Saturday, November 9, 11AM
Join author Cheryl Minnema at Wild Rumpus for a story time featuring her lovely new picture book, Johnny's Pheasant.
Cheryl Minnema (Waabaanakwadookwe) is a member of the Mille Lacs Band of Ojibwe. She was born in Minneapolis and raised on the Mille Lacs Reservation. Along with writing children’s literature and poetry, she creates Ojibwe floral beadwork and nature photography. She is author of Hungry Johnny, which was a 2015 Native America Calling book club selection.
Pre-order Johnny's Pheasant and have it signed by Cheryl Minnema! Can't make it to the event? Just indicate to whom you would like your book signed in the customer notes when you order online here, or call the store at 612-920-5005. You can pick up your signed copy of Johnny's Pheasant after November 9.
An encounter with a pheasant (which may or may not be sleeping) takes a surprising turn in this sweetly serious and funny story of a Native American boy and his grandma
"Pull over, Grandma! Hurry!” Johnny says. Grandma does, and Johnny runs to show her what he spotted near the ditch: a sleeping pheasant. What Grandma sees is a small feathery hump. When Johnny wants to take it home, Grandma tries to tell him that the pheasant might have been hit by a car.

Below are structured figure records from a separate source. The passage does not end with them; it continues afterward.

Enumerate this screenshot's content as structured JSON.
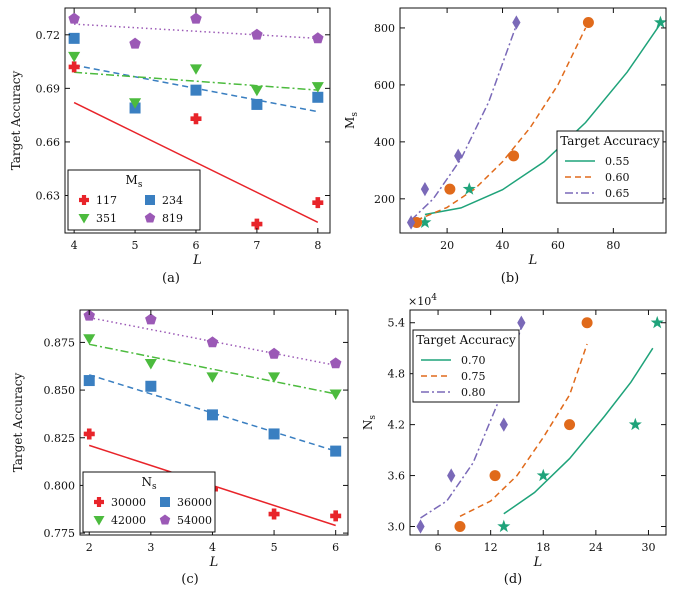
{
  "chart_data": [
    {
      "type": "scatter",
      "caption": "(a)",
      "xlabel": "L",
      "ylabel": "Target Accuracy",
      "xlim": [
        3.85,
        8.2
      ],
      "ylim": [
        0.609,
        0.735
      ],
      "xticks": [
        4,
        5,
        6,
        7,
        8
      ],
      "yticks": [
        0.63,
        0.66,
        0.69,
        0.72
      ],
      "ytick_labels": [
        "0.63",
        "0.66",
        "0.69",
        "0.72"
      ],
      "grid": false,
      "legend": {
        "title": "M",
        "title_sub": "s",
        "placement": "bottom-left",
        "columns": 2
      },
      "series": [
        {
          "name": "117",
          "color": "#e8242a",
          "marker": "plus",
          "line": "solid",
          "x": [
            4,
            6,
            7,
            8
          ],
          "y": [
            0.702,
            0.673,
            0.614,
            0.626
          ],
          "fit": {
            "x": [
              4,
              8
            ],
            "y": [
              0.682,
              0.615
            ]
          }
        },
        {
          "name": "234",
          "color": "#3a7fc1",
          "marker": "square",
          "line": "dashed",
          "x": [
            4,
            5,
            6,
            7,
            8
          ],
          "y": [
            0.718,
            0.679,
            0.689,
            0.681,
            0.685
          ],
          "fit": {
            "x": [
              4,
              8
            ],
            "y": [
              0.703,
              0.677
            ]
          }
        },
        {
          "name": "351",
          "color": "#4cbb3e",
          "marker": "triangle",
          "line": "dashdot",
          "x": [
            4,
            5,
            6,
            7,
            8
          ],
          "y": [
            0.708,
            0.682,
            0.701,
            0.689,
            0.691
          ],
          "fit": {
            "x": [
              4,
              8
            ],
            "y": [
              0.699,
              0.689
            ]
          }
        },
        {
          "name": "819",
          "color": "#9b59b6",
          "marker": "pentagon",
          "line": "dotted",
          "x": [
            4,
            5,
            6,
            7,
            8
          ],
          "y": [
            0.729,
            0.715,
            0.729,
            0.72,
            0.718
          ],
          "fit": {
            "x": [
              4,
              8
            ],
            "y": [
              0.726,
              0.718
            ]
          }
        }
      ]
    },
    {
      "type": "scatter",
      "caption": "(b)",
      "xlabel": "L",
      "ylabel": "M",
      "ylabel_sub": "s",
      "xlim": [
        3,
        99
      ],
      "ylim": [
        80,
        870
      ],
      "xticks": [
        20,
        40,
        60,
        80,
        100
      ],
      "yticks": [
        200,
        400,
        600,
        800
      ],
      "ytick_labels": [
        "200",
        "400",
        "600",
        "800"
      ],
      "grid": false,
      "legend": {
        "title": "Target Accuracy",
        "placement": "bottom-right",
        "columns": 1
      },
      "series": [
        {
          "name": "0.55",
          "color": "#1fa37a",
          "marker": "star",
          "line": "solid",
          "x": [
            12,
            28,
            97
          ],
          "y": [
            117,
            234,
            819
          ],
          "fit": {
            "x": [
              12,
              25,
              40,
              55,
              70,
              85,
              97
            ],
            "y": [
              145,
              168,
              232,
              330,
              468,
              645,
              815
            ]
          }
        },
        {
          "name": "0.60",
          "color": "#e06a1b",
          "marker": "circle",
          "line": "dashed",
          "x": [
            9,
            21,
            44,
            71
          ],
          "y": [
            117,
            234,
            351,
            819
          ],
          "fit": {
            "x": [
              9,
              20,
              30,
              40,
              50,
              60,
              70
            ],
            "y": [
              125,
              170,
              235,
              330,
              450,
              600,
              800
            ]
          }
        },
        {
          "name": "0.65",
          "color": "#7a69b8",
          "marker": "diamond",
          "line": "dashdot",
          "x": [
            7,
            12,
            24,
            45
          ],
          "y": [
            117,
            234,
            351,
            819
          ],
          "fit": {
            "x": [
              7,
              15,
              25,
              35,
              45
            ],
            "y": [
              125,
              200,
              340,
              540,
              810
            ]
          }
        }
      ]
    },
    {
      "type": "scatter",
      "caption": "(c)",
      "xlabel": "L",
      "ylabel": "Target Accuracy",
      "xlim": [
        1.85,
        6.2
      ],
      "ylim": [
        0.774,
        0.892
      ],
      "xticks": [
        2,
        3,
        4,
        5,
        6
      ],
      "yticks": [
        0.775,
        0.8,
        0.825,
        0.85,
        0.875
      ],
      "ytick_labels": [
        "0.775",
        "0.800",
        "0.825",
        "0.850",
        "0.875"
      ],
      "grid": false,
      "legend": {
        "title": "N",
        "title_sub": "s",
        "placement": "bottom-left",
        "columns": 2
      },
      "series": [
        {
          "name": "30000",
          "color": "#e8242a",
          "marker": "plus",
          "line": "solid",
          "x": [
            2,
            3,
            4,
            5,
            6
          ],
          "y": [
            0.827,
            0.804,
            0.798,
            0.785,
            0.784
          ],
          "fit": {
            "x": [
              2,
              6
            ],
            "y": [
              0.821,
              0.779
            ]
          }
        },
        {
          "name": "36000",
          "color": "#3a7fc1",
          "marker": "square",
          "line": "dashed",
          "x": [
            2,
            3,
            4,
            5,
            6
          ],
          "y": [
            0.855,
            0.852,
            0.837,
            0.827,
            0.818
          ],
          "fit": {
            "x": [
              2,
              6
            ],
            "y": [
              0.858,
              0.818
            ]
          }
        },
        {
          "name": "42000",
          "color": "#4cbb3e",
          "marker": "triangle",
          "line": "dashdot",
          "x": [
            2,
            3,
            4,
            5,
            6
          ],
          "y": [
            0.877,
            0.864,
            0.857,
            0.857,
            0.848
          ],
          "fit": {
            "x": [
              2,
              6
            ],
            "y": [
              0.874,
              0.848
            ]
          }
        },
        {
          "name": "54000",
          "color": "#9b59b6",
          "marker": "pentagon",
          "line": "dotted",
          "x": [
            2,
            3,
            4,
            5,
            6
          ],
          "y": [
            0.889,
            0.887,
            0.875,
            0.869,
            0.864
          ],
          "fit": {
            "x": [
              2,
              6
            ],
            "y": [
              0.888,
              0.863
            ]
          }
        }
      ]
    },
    {
      "type": "scatter",
      "caption": "(d)",
      "xlabel": "L",
      "ylabel": "N",
      "ylabel_sub": "s",
      "exponent_label": "×10",
      "exponent_power": "4",
      "xlim": [
        2.8,
        32
      ],
      "ylim": [
        2.9,
        5.55
      ],
      "xticks": [
        6,
        12,
        18,
        24,
        30
      ],
      "yticks": [
        3.0,
        3.6,
        4.2,
        4.8,
        5.4
      ],
      "ytick_labels": [
        "3.0",
        "3.6",
        "4.2",
        "4.8",
        "5.4"
      ],
      "grid": false,
      "legend": {
        "title": "Target Accuracy",
        "placement": "top-left",
        "columns": 1
      },
      "series": [
        {
          "name": "0.70",
          "color": "#1fa37a",
          "marker": "star",
          "line": "solid",
          "x": [
            13.5,
            18,
            28.5,
            31
          ],
          "y": [
            3.0,
            3.6,
            4.2,
            5.4
          ],
          "fit": {
            "x": [
              13.5,
              17,
              21,
              25,
              28,
              30.5
            ],
            "y": [
              3.15,
              3.4,
              3.8,
              4.3,
              4.7,
              5.1
            ]
          }
        },
        {
          "name": "0.75",
          "color": "#e06a1b",
          "marker": "circle",
          "line": "dashed",
          "x": [
            8.5,
            12.5,
            21,
            23
          ],
          "y": [
            3.0,
            3.6,
            4.2,
            5.4
          ],
          "fit": {
            "x": [
              8.5,
              12,
              15,
              18,
              21,
              23
            ],
            "y": [
              3.12,
              3.3,
              3.6,
              4.05,
              4.55,
              5.15
            ]
          }
        },
        {
          "name": "0.80",
          "color": "#7a69b8",
          "marker": "diamond",
          "line": "dashdot",
          "x": [
            4,
            7.5,
            13.5,
            15.5
          ],
          "y": [
            3.0,
            3.6,
            4.2,
            5.4
          ],
          "fit": {
            "x": [
              4,
              7,
              10,
              13,
              15.5
            ],
            "y": [
              3.1,
              3.3,
              3.75,
              4.5,
              5.35
            ]
          }
        }
      ]
    }
  ]
}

But maybe she could use the feathers for her craftwork? So home with Grandma and Johnny the pheasant goes . . .
It’s hard to say who is most surprised by what happens next—Grandma, Johnny, or the pheasant. But no one will be more delighted than the reader at this lesson about patience and kindness and respect for nature, imparted by Grandma’s gentle humor, Johnny’s happy hooting, and all the quiet wisdom found in Cheryl Minnema’s stories of Native life and Julie Flett’s remarkably evocative and beautiful illustrations.
“I like to eat, eat, eat,” choruses young Johnny as he watches Grandma at work in the kitchen. Wild rice, fried potatoes, fruit salad, frosted sweet rolls—what a feast! Johnny can hardly contain his excitement. In no time, he’ll be digging in with everyone else, filling his belly with all this good food.
But wait. First there is the long drive to the community center. And then an even longer Ojibwe prayer. And then—well, young boys know to follow the rules: elders eat first, no matter how hungry the youngsters are. Johnny lingers with Grandma, worried that the tasty treats won’t last. Seats at the tables fill and refill; platters are emptied and then replaced. Will it ever be their turn? And will there be enough?
As Johnny watches anxiously, Grandma gently teaches. By the time her friend Katherine arrives late to the gathering, Johnny knows just what to do, hunger pangs or no. He understands, just as Grandma does, that gratitude, patience, and respect are rewarded by a place at the table—and plenty to eat, eat, eat.
Writer and beadwork artist Cheryl Kay Minnema is a member of the Mille Lacs Band of Ojibwe. Artist Wesley Ballinger, also a member of the Mille Lacs Band, works for the Great Lakes Indian Fish and Wildlife Commission.